Figür; karşısındakini, ödünü dışkısına karıştırıp akli dengelerini yerle bir etme yöntemiyle sakinleştirmeye çalışırcasına bir ses tonuyla konuştu.
"OLUR OLUR."
**
Öncelikle; DeliDolu, sen koca bir çılgınsın.
Kitabın başlarında, Diskdünya'nın fiziğini anlatmaya başladığında "Haydi bakalım, başlıyoruz." demiştim. Tamamen orjinal bir evrenin okuyucunun anlayışına sunulması, altından kalkılması zor bir iş. Pratchett bunu güle oynaya, her sayfada yeni bir sürprizle, yeni bir hicivle, farklı şakalar ve olaylarla başarmış. Sürekli yaratıyor, sürekli eğlendiriyor ve sürekli kendisine şapka çıkarttırıyor efendim, durduramıyoruz!
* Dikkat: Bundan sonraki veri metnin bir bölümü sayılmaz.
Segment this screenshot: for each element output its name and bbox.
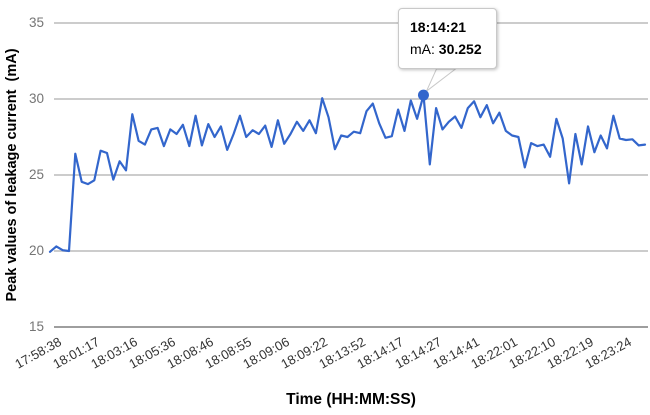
tooltip-value-line: mA: 30.252: [410, 38, 482, 60]
y-tick-label: 35: [28, 15, 44, 30]
tooltip-value: 30.252: [438, 41, 482, 57]
x-axis-title: Time (HH:MM:SS): [286, 391, 416, 408]
tooltip-series-label: mA:: [410, 41, 435, 57]
y-tick-label: 25: [28, 167, 44, 182]
gridlines: [54, 22, 648, 328]
tooltip: 18:14:21 mA: 30.252: [398, 8, 497, 69]
y-tick-label: 15: [28, 319, 44, 334]
y-tick-label: 30: [28, 91, 44, 106]
y-tick-label: 20: [28, 243, 44, 258]
highlighted-data-point[interactable]: [417, 89, 429, 101]
series-line[interactable]: [48, 94, 647, 253]
tooltip-time: 18:14:21: [410, 19, 467, 35]
tooltip-pointer: [426, 68, 457, 92]
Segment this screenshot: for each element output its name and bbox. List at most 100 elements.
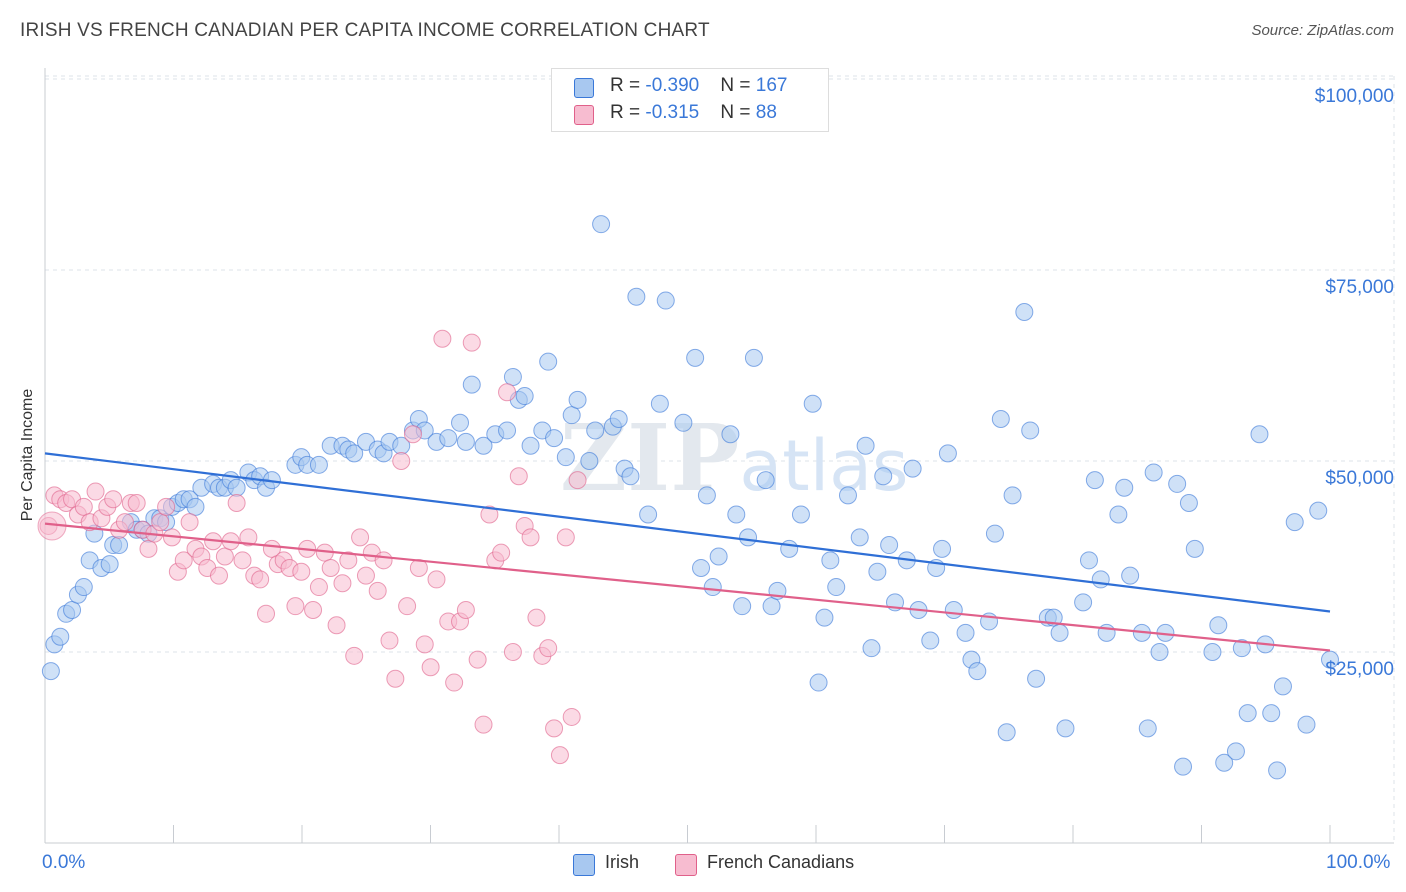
french-canadian-point xyxy=(498,383,517,402)
french-canadian-point xyxy=(115,513,134,532)
irish-point xyxy=(1150,643,1169,661)
french-canadian-point xyxy=(421,658,440,677)
french-canadian-point xyxy=(556,528,575,547)
irish-point xyxy=(580,452,599,470)
french-canadian-point xyxy=(333,574,352,593)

Monty Python izler gibi okudum kitabı. Karakterler, olaylar, anlatım tarzı, hepsi şahaneydi. Orjinalini okumadım ama gördüğüm kadarıyla, çeviri de bir hayli başarılıydı. Hani böyle bir yazarın eserini çevirmek de göz ister, nizam ister.
Okuma rehberinden devam!
Not 1: Kitabın arka kapağına yapıştırılmış haritayı görünce ağladım. Okuyucuyu bu kadar da şımartmayın ama...
Not 2: Şanssızlığı dillere destan, sadece tek bir büyü bilen büyücü ile beladan belaya atlayan ve hiç oralı olmayan turist birlikteliği bana Marius'la oynadığımız bir frp oyununu hatırlattı. Rincewind'in tepkilerini çok iyi anlıyorum.